赤く光るもの
「ノライ、今日はねちょっといい事があったのよ」
仕事を終えて帰宅すると、アヤカは部屋着に着替えながらバレーボール大の瑞々しい蕾に声をかけた。
あれからノライの蕾は大きくなっていない。おそらく、水しか与えていないからかもしれない。メアリの浴室にあったノライの根が人を取り込んだのを目の当たりにし、自分のノライにはそんな事をさせたくないし、もちろんできる訳がないのだ。そのかわり、たくさん話しかけ愛でる事にした。
もう、アヤカが仲良しだと思っていたあの人はメアリのノライに吸収されてしまった。しかもあの人が自主的にそれを望んだのだとメアリは言った。
「ノライ、私たちは静かにのんびり過ごしていこうね」
アヤカはたっぷりの水を水槽にそそぎ、話しかけ微笑みかけた。蕾の下から伸びている白い根が微かに動く。
アヤカはお気に入りのひとり掛けソファーをノライの水槽の前に置いて、深く腰掛けた。
「ノライ、今日いい事があったって、さっき言ったでしょ。あのね、私、職場に向かう途中に転んじゃったのね」
そう言って目の前の艶やかな黄緑色の蕾を見つめる。
「もちろん転んだのがいい事じゃないわよ。恥ずかしいからすぐに起きあがったわよ。そして服の乱れを直していたら、上着のポケットがほんの少し膨らんでいたの。中を探ったら転んだ拍子に入ったのか、小さな石ころがあったのね」
アヤカは水槽の中で自由に伸びている白い根を見つめた。
「それがね、ただの石ころじゃなかったよ。見て!」
右手の親指と人さし指で、その石を摘まんでノライに見せた。2センチ角ぐらいの透き通った赤い石だった。
「綺麗でしょう。ルビーみたい。この色はテンションが上がると思わない」
ノライに向かって掲げた石に部屋の灯りが透過して黄緑色の蕾にレーザーポインターで当てられたような赤い点が現れた。
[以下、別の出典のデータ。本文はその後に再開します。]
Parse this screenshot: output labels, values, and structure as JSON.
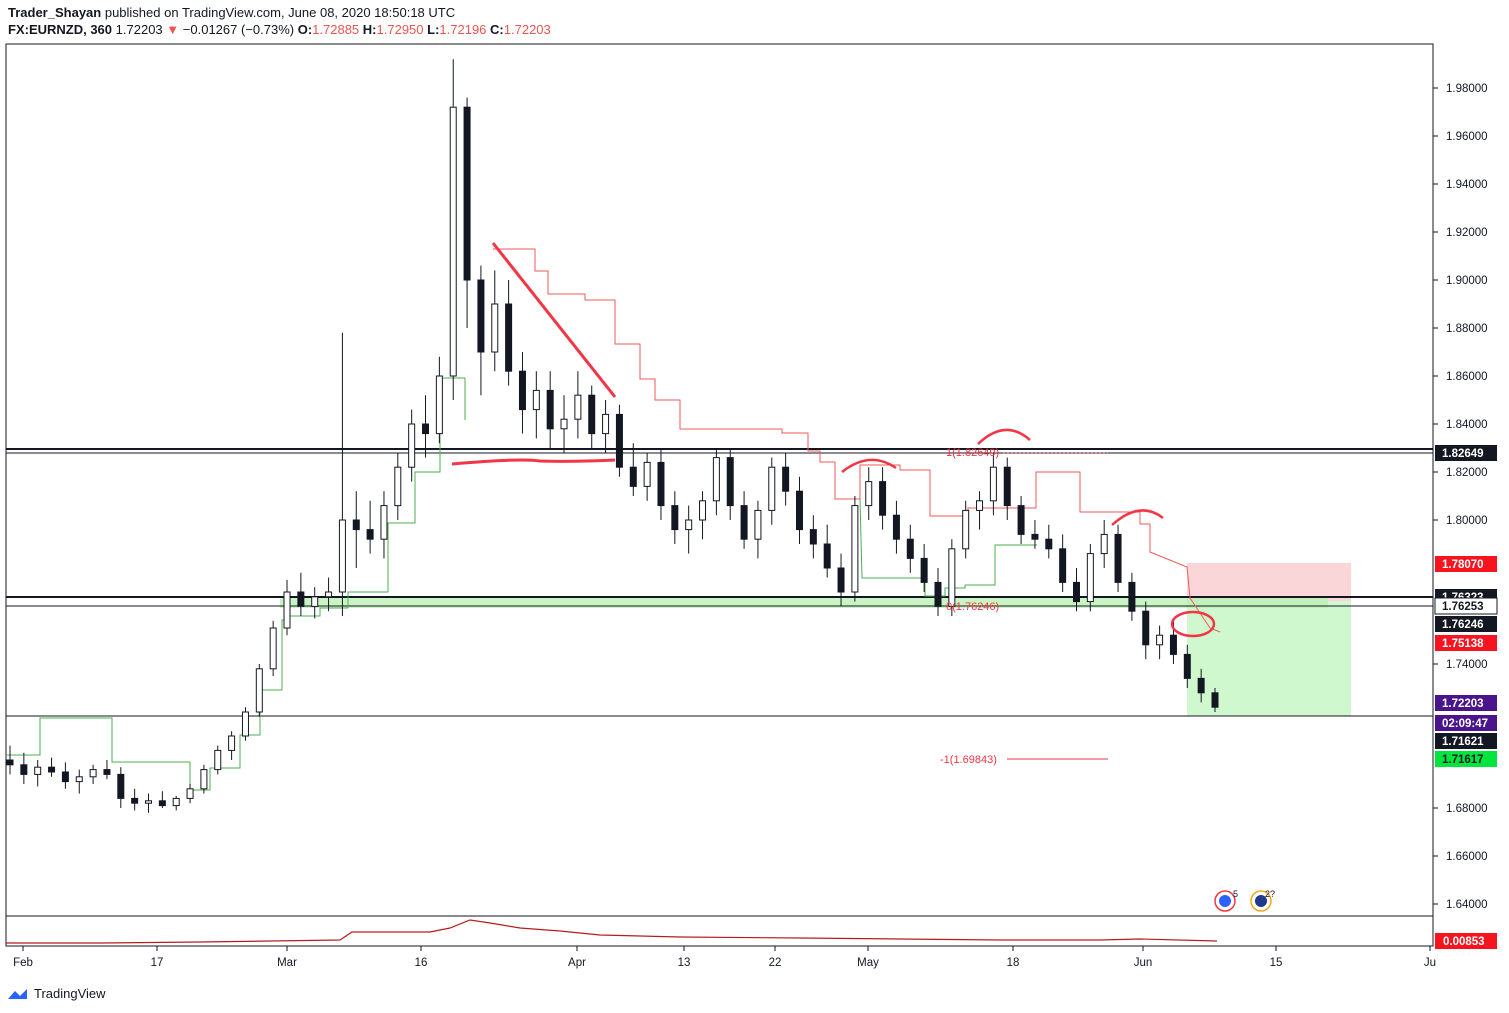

「黄緑と赤って補色っぽい取り合わせね。ちょっと目がチカチカするわ。これ、欲しい?私が持っていても宝の持ち腐れだから、あなたにあげる」
アヤカが赤い石を水槽にポチャンと落とした。
白い根が静かに赤い石を絡め取り美しい赤は見えなくなった。
翌朝、カーテンを開けて陽の光を部屋中に取り込むと、窓辺のノライも生き生きとして蕾が益々ぷっくりと膨らんだ。
水槽を水で満たしながら
「おはよう。今日も良い天気で気分が上がるわね」
アヤカが挨拶をする。
「それじゃ留守番よろしくね。いってきます」
蕾を軽く撫でてアヤカは家を出た。
すると、ノライの蕾の中側がぼうっと赤く光った。
古い戸建ての奥にある浴室。そこの大きな浴槽からはみ出そうなくらい白く太い根を伸ばしている大きなノライの蕾の中側がぼうっと紫に光った。
「あら、あなたがそんな色に光るなんて、どうしたの?」
メアリが話しかける。
もちろんノライは答えない。
「ああ、この世に存在するわずかな数のノライのどれかがあなたに信号を送ってきたのかしら。この世にどのぐらいあなたの仲間がいるの知らないけど」
私にはそんな事、関係ないわと思いながら、浴槽に水を満たすとメアリは浴室を出ていった。